Pour exercer « le plus beau métier du monde », j’aurais pu, comme la majorité des enseignants, passer un concours exigeant à bac +5, le Capes ou l’agrégation, puis faire mes gammes au fil d’une année de stage. J’ai préféré une autre voie, moins connue mais plus expéditive : celles des « contractuels », ces enseignants en CDD, recrutés à bac +3 et envoyés, du jour au lendemain, en salle de classe, avec les mêmes responsabilités que les titulaires. J’ai déposé mon CV en ligne, répondu médiocrement aux questions d’un rapide contrôle et passé un entretien… en 90 minutes chrono. Me voilà professeur de mathématiques à temps plein dans un collège de Tremblay-en-France (Seine-Saint-Denis), sans aucune formation, et voici comment j’y suis parvenu.
3 juin 2014 : Une candidature bien ciblée
Me voilà dans la peau d’un aspirant prof, candidat aux postes dont personne ne veut. Dans certaines matières, les étudiants, peu motivés par un premier salaire de 1 388 euros net pour des conditions de travail difficiles, désertent les concours : en maths, leur nombre a été divisé par sept depuis 1999. Dans cette discipline, au dernier Capes, la moitié des 1 592 postes n’ont pas été pourvus, faute de copies au niveau. En postulant comme contractuel, j’ai donc toutes les chances d’être pris, tant les académies sont aux abois pour placer des profs face aux élèves. Je choisis celle de Créteil, réputée difficile. Les contractuels y représentent 12 % des enseignants selon le SNPDEN (Syndicat national des personnels de direction de l’Education nationale), contre 7,25 % en moyenne en France à la rentrée 2013. L’équation est simple : plus l’établissement a mauvaise réputation, plus ces enseignants sans formation y sont nombreux.
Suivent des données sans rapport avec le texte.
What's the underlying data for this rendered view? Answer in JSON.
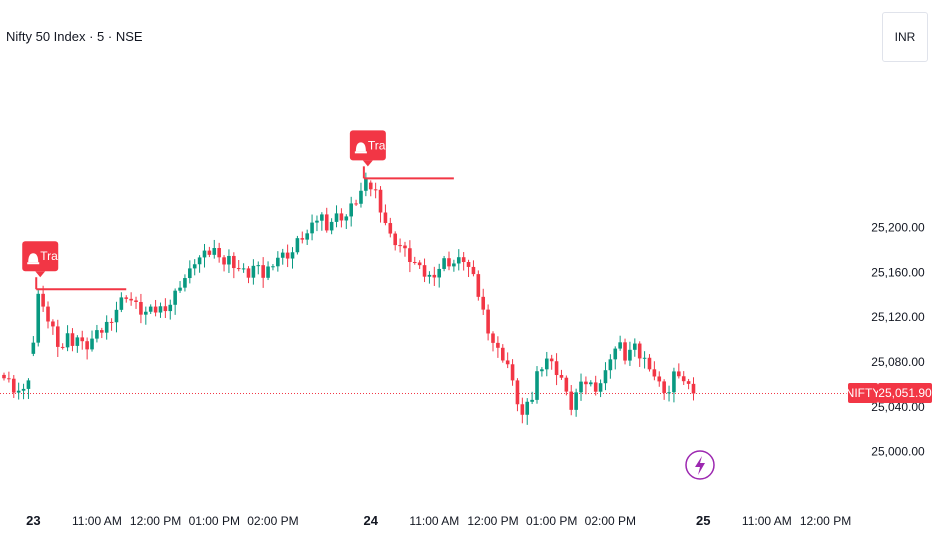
{
  "header": {
    "title": "Nifty 50 Index · 5 · NSE",
    "currency": "INR"
  },
  "chart_data": {
    "type": "candlestick",
    "symbol": "NIFTY",
    "last_price": 25051.9,
    "last_price_label": "25,051.90",
    "y_ticks": [
      {
        "value": 25200,
        "label": "25,200.00"
      },
      {
        "value": 25160,
        "label": "25,160.00"
      },
      {
        "value": 25120,
        "label": "25,120.00"
      },
      {
        "value": 25080,
        "label": "25,080.00"
      },
      {
        "value": 25040,
        "label": "25,040.00"
      },
      {
        "value": 25000,
        "label": "25,000.00"
      }
    ],
    "x_ticks": [
      {
        "label": "23",
        "bold": true,
        "bar": 6
      },
      {
        "label": "11:00 AM",
        "bold": false,
        "bar": 19
      },
      {
        "label": "12:00 PM",
        "bold": false,
        "bar": 31
      },
      {
        "label": "01:00 PM",
        "bold": false,
        "bar": 43
      },
      {
        "label": "02:00 PM",
        "bold": false,
        "bar": 55
      },
      {
        "label": "24",
        "bold": true,
        "bar": 75
      },
      {
        "label": "11:00 AM",
        "bold": false,
        "bar": 88
      },
      {
        "label": "12:00 PM",
        "bold": false,
        "bar": 100
      },
      {
        "label": "01:00 PM",
        "bold": false,
        "bar": 112
      },
      {
        "label": "02:00 PM",
        "bold": false,
        "bar": 124
      },
      {
        "label": "25",
        "bold": true,
        "bar": 143
      },
      {
        "label": "11:00 AM",
        "bold": false,
        "bar": 156
      },
      {
        "label": "12:00 PM",
        "bold": false,
        "bar": 168
      }
    ],
    "annotations": [
      {
        "label": "Trap",
        "bar": 7,
        "level": 25145
      },
      {
        "label": "Trap",
        "bar": 74,
        "level": 25244
      }
    ],
    "close_path": [
      [
        0,
        25070
      ],
      [
        1,
        25066
      ],
      [
        2,
        25050
      ],
      [
        3,
        25058
      ],
      [
        4,
        25056
      ],
      [
        5,
        25060
      ],
      [
        7,
        25140
      ],
      [
        8,
        25125
      ],
      [
        9,
        25118
      ],
      [
        10,
        25110
      ],
      [
        11,
        25098
      ],
      [
        12,
        25094
      ],
      [
        13,
        25103
      ],
      [
        14,
        25098
      ],
      [
        15,
        25102
      ],
      [
        16,
        25095
      ],
      [
        17,
        25094
      ],
      [
        18,
        25100
      ],
      [
        20,
        25108
      ],
      [
        22,
        25120
      ],
      [
        24,
        25135
      ],
      [
        25,
        25140
      ],
      [
        27,
        25130
      ],
      [
        28,
        25125
      ],
      [
        29,
        25124
      ],
      [
        31,
        25126
      ],
      [
        32,
        25128
      ],
      [
        34,
        25132
      ],
      [
        36,
        25150
      ],
      [
        38,
        25160
      ],
      [
        39,
        25170
      ],
      [
        41,
        25175
      ],
      [
        43,
        25180
      ],
      [
        44,
        25178
      ],
      [
        45,
        25168
      ],
      [
        46,
        25172
      ],
      [
        48,
        25163
      ],
      [
        49,
        25160
      ],
      [
        50,
        25158
      ],
      [
        51,
        25165
      ],
      [
        52,
        25162
      ],
      [
        53,
        25157
      ],
      [
        55,
        25170
      ],
      [
        56,
        25174
      ],
      [
        58,
        25176
      ],
      [
        59,
        25178
      ],
      [
        60,
        25187
      ],
      [
        61,
        25192
      ],
      [
        62,
        25194
      ],
      [
        63,
        25200
      ],
      [
        64,
        25208
      ],
      [
        65,
        25210
      ],
      [
        66,
        25202
      ],
      [
        68,
        25210
      ],
      [
        70,
        25210
      ],
      [
        71,
        25218
      ],
      [
        72,
        25224
      ],
      [
        73,
        25232
      ],
      [
        74,
        25240
      ],
      [
        76,
        25232
      ],
      [
        77,
        25218
      ],
      [
        78,
        25205
      ],
      [
        79,
        25192
      ],
      [
        80,
        25188
      ],
      [
        81,
        25184
      ],
      [
        82,
        25178
      ],
      [
        83,
        25172
      ],
      [
        84,
        25168
      ],
      [
        85,
        25162
      ],
      [
        86,
        25158
      ],
      [
        87,
        25156
      ],
      [
        88,
        25160
      ],
      [
        89,
        25164
      ],
      [
        90,
        25170
      ],
      [
        92,
        25168
      ],
      [
        94,
        25172
      ],
      [
        95,
        25164
      ],
      [
        96,
        25154
      ],
      [
        97,
        25140
      ],
      [
        98,
        25125
      ],
      [
        99,
        25110
      ],
      [
        100,
        25098
      ],
      [
        101,
        25090
      ],
      [
        102,
        25085
      ],
      [
        103,
        25078
      ],
      [
        104,
        25060
      ],
      [
        105,
        25045
      ],
      [
        106,
        25032
      ],
      [
        107,
        25040
      ],
      [
        108,
        25048
      ],
      [
        109,
        25070
      ],
      [
        110,
        25078
      ],
      [
        111,
        25084
      ],
      [
        112,
        25078
      ],
      [
        113,
        25072
      ],
      [
        114,
        25066
      ],
      [
        115,
        25050
      ],
      [
        116,
        25040
      ],
      [
        117,
        25052
      ],
      [
        118,
        25058
      ],
      [
        119,
        25062
      ],
      [
        120,
        25060
      ],
      [
        121,
        25058
      ],
      [
        122,
        25062
      ],
      [
        123,
        25070
      ],
      [
        124,
        25086
      ],
      [
        125,
        25092
      ],
      [
        126,
        25094
      ],
      [
        127,
        25084
      ],
      [
        128,
        25090
      ],
      [
        129,
        25092
      ],
      [
        130,
        25085
      ],
      [
        131,
        25082
      ],
      [
        132,
        25078
      ],
      [
        133,
        25068
      ],
      [
        134,
        25060
      ],
      [
        135,
        25056
      ],
      [
        136,
        25053
      ],
      [
        137,
        25068
      ],
      [
        138,
        25070
      ],
      [
        139,
        25062
      ],
      [
        140,
        25056
      ],
      [
        141,
        25051.9
      ]
    ]
  },
  "footer": {
    "icon": "lightning-icon"
  },
  "colors": {
    "up": "#089981",
    "down": "#f23645",
    "text": "#131722",
    "grid": "#f0f3fa",
    "lightning": "#9c27b0"
  }
}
Selon un rapport publié en avril par l’inspection générale de l’Education nationale, « sur les 350 collèges de l’académie de Créteil, 90 ont en mathématiques une équipe comprenant plus de 25 % de contractuels. (…) Dans certains collèges très ‘‘sensibles’’» de la Seine-Saint-Denis, il n’est pas rare d’avoir une (voire plusieurs) équipe disciplinaire entièrement constituée de contractuels ». Pas de doute : c’est là qu’il faut que je postule. Sur le site Internet de recrutement « Acloe », je coche toutes les cases : collège, lycée, temps partiel, temps plein, Seine-Saint-Denis, Val-de-Marne, Seine-et-Marne, tout me va. Je suis diplômé d’HEC, ce qui signifie que j’avais un bon niveau en maths… il y a douze ans.
25 juin 2014 : Test inachevé…
Direction Créteil : je suis convoqué pour un entretien avec l’inspecteur de mathématiques à 14 heures. Je pénètre dans l’imposant bâtiment en béton gris sale du rectorat et rejoins, au huitième étage, une trentaine d’autres candidats, âgés de 30 à 50 ans, qui patientent en silence dans un couloir sombre. Surprise : nous sommes tous rassemblés dans une salle de classe pour un test de quarante-cinq minutes. Mon voisin, Sam, étudiant au Conservatoire national des arts et métiers, est aussi décontenancé que moi. Une dizaine d’exercices s’enchaînent, au programme du collège et du lycée. J’additionne et multiplie des fractions sans souci, développe sans problème une équation du second degré, mais échoue piteusement à définir l’équation d’une droite dont j’ai les coordonnées de deux points (niveau 2de). Je ne connais plus mes dérivées, ai oublié le calcul des intégrales, sorti de ma tête l’existence des nombres complexes : c’est la déroute. Je jette un coup d’œil furtif à la copie de Sam, en vain. Les inspecteurs, malins, nous ont distribué des exercices différents. Ramassage des copies : je n’ai même pas entamé les deux derniers exercices… Je quitte la salle la tête basse et aborde un autre candidat, ingénieur informaticien d’une quarantaine d’années. « J’ai fait 40 % du test, je ne m’y attendais pas du tout. Je suis fort en équations, mais le reste, j’ai un peu oublié » soupire-t-il. Voilà qui me rassure : il y a plus nul que moi.